Insurance – We advise you to take out a medical/accident insurance policy in your country of residence. If you are trekking in the more remote regions insurance should include cover for helicopter evacuation.
Skin and eye protection – Always good to protect your skin and eyes from the sun. In the summer months the temperature can go high and we recommend to stay as much in the shade as possible, especially during mid day hours (10am – 4pm). Wear clothing to protect exposed skin. Wear a hat with a wide brim to protect your face, eyes from the heat. Apply sunscreen (SPF 15 or higher).
Landline telephone services are usually of good quality. Mobile/cellular phones operate in most regions.
Is English spoken?
Sinhala and Tamil are the official languages; in certain remoter areas local languages persist. English is widely spoken across the whole country, and is the language used by government agencies and larger businesses.
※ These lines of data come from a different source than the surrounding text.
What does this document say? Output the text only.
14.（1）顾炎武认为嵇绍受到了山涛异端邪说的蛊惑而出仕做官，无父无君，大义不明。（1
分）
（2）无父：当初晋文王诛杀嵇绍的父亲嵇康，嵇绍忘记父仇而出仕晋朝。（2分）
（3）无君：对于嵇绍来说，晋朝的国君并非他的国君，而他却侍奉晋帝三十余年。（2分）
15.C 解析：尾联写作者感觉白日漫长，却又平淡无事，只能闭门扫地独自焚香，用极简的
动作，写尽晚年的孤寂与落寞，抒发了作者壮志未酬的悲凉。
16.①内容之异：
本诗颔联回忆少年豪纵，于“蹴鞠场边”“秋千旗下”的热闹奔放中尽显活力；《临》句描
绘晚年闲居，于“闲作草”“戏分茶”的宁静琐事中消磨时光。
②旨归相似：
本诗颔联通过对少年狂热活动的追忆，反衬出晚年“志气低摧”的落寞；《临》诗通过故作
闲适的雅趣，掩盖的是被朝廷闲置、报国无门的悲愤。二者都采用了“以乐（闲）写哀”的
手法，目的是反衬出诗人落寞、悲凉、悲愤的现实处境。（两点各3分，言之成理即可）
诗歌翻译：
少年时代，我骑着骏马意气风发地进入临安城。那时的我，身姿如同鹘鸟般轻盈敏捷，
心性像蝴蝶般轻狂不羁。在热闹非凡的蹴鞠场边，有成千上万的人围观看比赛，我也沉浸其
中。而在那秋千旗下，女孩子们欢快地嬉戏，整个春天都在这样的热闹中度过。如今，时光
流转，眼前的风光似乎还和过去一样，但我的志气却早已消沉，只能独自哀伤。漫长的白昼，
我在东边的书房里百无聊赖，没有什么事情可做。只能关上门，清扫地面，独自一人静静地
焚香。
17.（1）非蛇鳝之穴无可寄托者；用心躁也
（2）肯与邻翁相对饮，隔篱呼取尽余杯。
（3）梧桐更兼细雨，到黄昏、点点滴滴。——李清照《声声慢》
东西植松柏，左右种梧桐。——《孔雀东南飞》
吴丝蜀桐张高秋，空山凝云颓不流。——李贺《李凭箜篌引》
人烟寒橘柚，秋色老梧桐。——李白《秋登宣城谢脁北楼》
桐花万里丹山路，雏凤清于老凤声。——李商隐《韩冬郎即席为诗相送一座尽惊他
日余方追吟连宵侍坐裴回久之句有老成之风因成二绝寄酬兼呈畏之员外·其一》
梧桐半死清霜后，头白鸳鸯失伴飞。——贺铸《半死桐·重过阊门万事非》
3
Do I need a permit to travel within Sri Lanka?
Permits are only required in certain restricted areas. Before traveling within SriLanka, you should register your intention and general plans with your country’s embassy or local consulate.
Are there some regions that I should avoid?
The northern regions of Sri Lanka, which were inaccessible to foreign travellers during much of the insurrection, can now be freely visited by tourists. There remains a strong military presence and travellers are advised to adhere to all instructions and advice from security forces. Particular care must be exercised in photography; photographs of personnel, equipment and bases – either directly or in the background of scenic shots – should be avoided. Please also adhere to the signs warning of the few areas of un-cleared military ordnance. These simple cautions should not detract from an enjoyable visit to these fascinating regions of Sri Lanka.